I'm kind of stuck with an assignement concerning my exams. I want to find out the types of those two functions by applying the unifying algorithm by hand:
map map
(\x -> x >>= (\y -> y))
Could someone point me to the right direction? The only ressource I could find until now was the wikipedia entry which is not really aiding me because of the high level of abstraction.
Greetings and thank you.
Let's just do the first.
map :: (a -> b) -> [a] -> [b]
Now we can write it again with two different names, for clarity:
map :: (c -> d) -> [c] -> [d]
Now we substitute the second as the first parameter of the first, getting:
(a -> b) === (c -> d) -> ([c] -> [d]) (recall the associativity of (->))
a === (c -> d)
b === ([c] -> [d])
Now we substitute those type assignments into the remaining portion of the first signature, getting
map map :: [c -> d] -> [[c] -> [d]]
Clear?
The type of map is map :: (a -> b) -> [a] -> [b]. Hence the type of map foo is obtained from [a] -> [b] by substituting a and b with what can be derived from foo's type. If, for example, foo :: t -> t, you substitute a = t, b = t and obtain [t] -> [t]. If foo :: [t] -> Int, you obtain [[t]] -> [Int].

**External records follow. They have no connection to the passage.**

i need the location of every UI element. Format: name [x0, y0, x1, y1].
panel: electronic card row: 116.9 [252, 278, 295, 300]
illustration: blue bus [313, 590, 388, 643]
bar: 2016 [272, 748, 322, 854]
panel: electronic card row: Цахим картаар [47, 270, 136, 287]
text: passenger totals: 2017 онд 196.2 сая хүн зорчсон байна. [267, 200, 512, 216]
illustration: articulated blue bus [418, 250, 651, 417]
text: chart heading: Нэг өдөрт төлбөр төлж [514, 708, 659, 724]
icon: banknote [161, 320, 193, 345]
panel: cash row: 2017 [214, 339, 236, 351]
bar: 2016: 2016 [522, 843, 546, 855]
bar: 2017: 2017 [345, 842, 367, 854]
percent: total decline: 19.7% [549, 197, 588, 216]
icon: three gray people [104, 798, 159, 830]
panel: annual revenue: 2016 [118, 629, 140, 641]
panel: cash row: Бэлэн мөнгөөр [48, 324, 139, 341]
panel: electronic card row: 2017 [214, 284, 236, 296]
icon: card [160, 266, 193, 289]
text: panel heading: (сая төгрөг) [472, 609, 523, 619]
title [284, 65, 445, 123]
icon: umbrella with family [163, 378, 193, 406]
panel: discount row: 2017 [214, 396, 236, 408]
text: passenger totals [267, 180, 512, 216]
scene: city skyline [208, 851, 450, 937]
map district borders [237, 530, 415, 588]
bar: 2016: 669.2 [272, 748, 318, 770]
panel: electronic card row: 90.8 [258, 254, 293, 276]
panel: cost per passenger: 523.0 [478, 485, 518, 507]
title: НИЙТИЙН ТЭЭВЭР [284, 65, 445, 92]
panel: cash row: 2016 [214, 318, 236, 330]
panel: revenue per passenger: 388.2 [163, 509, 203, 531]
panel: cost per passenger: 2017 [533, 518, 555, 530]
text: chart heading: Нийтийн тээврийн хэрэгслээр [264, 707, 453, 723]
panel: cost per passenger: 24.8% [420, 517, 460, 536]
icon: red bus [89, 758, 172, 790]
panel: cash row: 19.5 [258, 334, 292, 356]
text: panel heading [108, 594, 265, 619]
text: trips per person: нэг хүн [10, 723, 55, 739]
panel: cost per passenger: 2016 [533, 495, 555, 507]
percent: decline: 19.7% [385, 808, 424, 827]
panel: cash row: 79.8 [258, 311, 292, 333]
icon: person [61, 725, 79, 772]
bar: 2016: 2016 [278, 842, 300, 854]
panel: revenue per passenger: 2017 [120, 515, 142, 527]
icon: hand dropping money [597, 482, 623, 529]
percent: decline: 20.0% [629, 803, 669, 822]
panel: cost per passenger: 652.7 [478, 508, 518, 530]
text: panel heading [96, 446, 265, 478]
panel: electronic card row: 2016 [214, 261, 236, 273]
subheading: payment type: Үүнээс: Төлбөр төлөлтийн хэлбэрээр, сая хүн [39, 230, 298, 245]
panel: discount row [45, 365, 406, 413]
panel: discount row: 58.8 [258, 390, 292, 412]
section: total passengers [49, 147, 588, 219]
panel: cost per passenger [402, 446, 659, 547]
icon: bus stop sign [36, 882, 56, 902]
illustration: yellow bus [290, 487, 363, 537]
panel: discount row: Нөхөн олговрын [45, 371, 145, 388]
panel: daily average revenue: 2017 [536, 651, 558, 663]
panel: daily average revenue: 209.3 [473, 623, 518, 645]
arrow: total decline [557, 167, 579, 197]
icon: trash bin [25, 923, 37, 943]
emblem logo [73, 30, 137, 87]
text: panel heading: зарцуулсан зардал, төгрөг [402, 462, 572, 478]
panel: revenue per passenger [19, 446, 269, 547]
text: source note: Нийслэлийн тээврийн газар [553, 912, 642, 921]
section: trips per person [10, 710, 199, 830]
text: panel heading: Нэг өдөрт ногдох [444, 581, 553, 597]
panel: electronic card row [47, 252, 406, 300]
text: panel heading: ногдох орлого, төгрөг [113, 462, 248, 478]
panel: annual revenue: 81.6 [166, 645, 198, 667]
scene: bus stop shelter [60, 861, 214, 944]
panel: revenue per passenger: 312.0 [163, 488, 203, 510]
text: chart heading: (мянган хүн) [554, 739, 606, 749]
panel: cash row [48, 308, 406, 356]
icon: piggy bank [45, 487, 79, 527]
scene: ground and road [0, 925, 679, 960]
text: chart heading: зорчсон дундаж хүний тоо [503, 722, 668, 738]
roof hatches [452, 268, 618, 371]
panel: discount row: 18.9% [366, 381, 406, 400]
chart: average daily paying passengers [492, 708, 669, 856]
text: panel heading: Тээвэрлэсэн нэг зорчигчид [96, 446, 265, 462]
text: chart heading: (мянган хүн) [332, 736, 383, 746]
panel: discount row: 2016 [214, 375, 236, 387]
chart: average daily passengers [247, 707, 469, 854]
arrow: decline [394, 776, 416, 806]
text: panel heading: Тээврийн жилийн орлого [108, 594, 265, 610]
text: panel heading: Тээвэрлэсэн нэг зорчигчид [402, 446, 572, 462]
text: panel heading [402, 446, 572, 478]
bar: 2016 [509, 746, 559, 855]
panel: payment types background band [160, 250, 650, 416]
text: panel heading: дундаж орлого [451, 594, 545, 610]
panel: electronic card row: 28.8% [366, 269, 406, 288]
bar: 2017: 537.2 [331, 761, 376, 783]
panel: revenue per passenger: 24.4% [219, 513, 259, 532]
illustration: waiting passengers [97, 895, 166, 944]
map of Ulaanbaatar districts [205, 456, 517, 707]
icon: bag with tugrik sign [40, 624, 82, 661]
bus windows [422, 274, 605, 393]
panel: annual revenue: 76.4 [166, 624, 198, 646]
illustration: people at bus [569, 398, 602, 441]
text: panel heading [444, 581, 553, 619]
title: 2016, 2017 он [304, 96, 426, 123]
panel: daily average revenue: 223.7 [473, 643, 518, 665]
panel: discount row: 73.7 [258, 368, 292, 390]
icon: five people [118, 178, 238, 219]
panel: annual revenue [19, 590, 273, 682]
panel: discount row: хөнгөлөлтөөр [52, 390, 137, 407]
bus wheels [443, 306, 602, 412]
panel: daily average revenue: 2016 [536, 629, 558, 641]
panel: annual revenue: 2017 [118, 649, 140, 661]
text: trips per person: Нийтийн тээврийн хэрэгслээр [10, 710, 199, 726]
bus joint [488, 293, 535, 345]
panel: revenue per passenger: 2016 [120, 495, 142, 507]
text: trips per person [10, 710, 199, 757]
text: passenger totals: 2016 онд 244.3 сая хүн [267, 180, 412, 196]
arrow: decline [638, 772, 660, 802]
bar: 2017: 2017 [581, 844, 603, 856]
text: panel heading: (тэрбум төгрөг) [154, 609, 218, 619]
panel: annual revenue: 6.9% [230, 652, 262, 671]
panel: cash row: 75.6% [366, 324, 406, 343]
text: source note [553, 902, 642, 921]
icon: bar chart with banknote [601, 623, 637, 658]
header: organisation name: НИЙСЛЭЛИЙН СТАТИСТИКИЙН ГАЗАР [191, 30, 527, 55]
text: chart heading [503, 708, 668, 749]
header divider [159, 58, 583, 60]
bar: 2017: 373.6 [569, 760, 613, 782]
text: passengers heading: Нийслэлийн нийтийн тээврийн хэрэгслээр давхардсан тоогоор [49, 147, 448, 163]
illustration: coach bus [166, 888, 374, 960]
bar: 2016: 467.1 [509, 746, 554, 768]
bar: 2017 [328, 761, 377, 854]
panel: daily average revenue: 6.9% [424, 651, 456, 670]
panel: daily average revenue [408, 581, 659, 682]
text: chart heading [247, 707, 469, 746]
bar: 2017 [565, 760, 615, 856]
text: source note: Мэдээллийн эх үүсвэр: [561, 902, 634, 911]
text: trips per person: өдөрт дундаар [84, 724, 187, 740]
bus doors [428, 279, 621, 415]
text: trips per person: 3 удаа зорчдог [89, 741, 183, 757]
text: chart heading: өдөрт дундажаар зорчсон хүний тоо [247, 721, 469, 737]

In your case, the type of foo (which is map) is (x -> y) -> [x] -> [y]. You have to unify that type with a -> b to find out what a and b have to be substituted with. [Note that the function arrow is right-associative, x -> y -> z = x -> (y -> z).]
To find the type of
\x -> x >>= (\y -> y)
use the known type of (>>=) :: Monad m => m a -> (a -> m b) -> m b. Ignore the constraint (Monad m =>) for now.
As the first argument of (>>=), x must have a type m a for as yet unknown m and a. The second argument of (>>=) is here the identity,
(\y -> y) :: t -> t
so you must unify t -> t with a -> m b. That gives you some information about a, namely a = m b.
That gives x :: m (m b), and (\x -> x >>= (\y -> y)) :: type_of_x -> type_of_rhs.
Finally remember the temporarily forgotten constraint Monad m =>.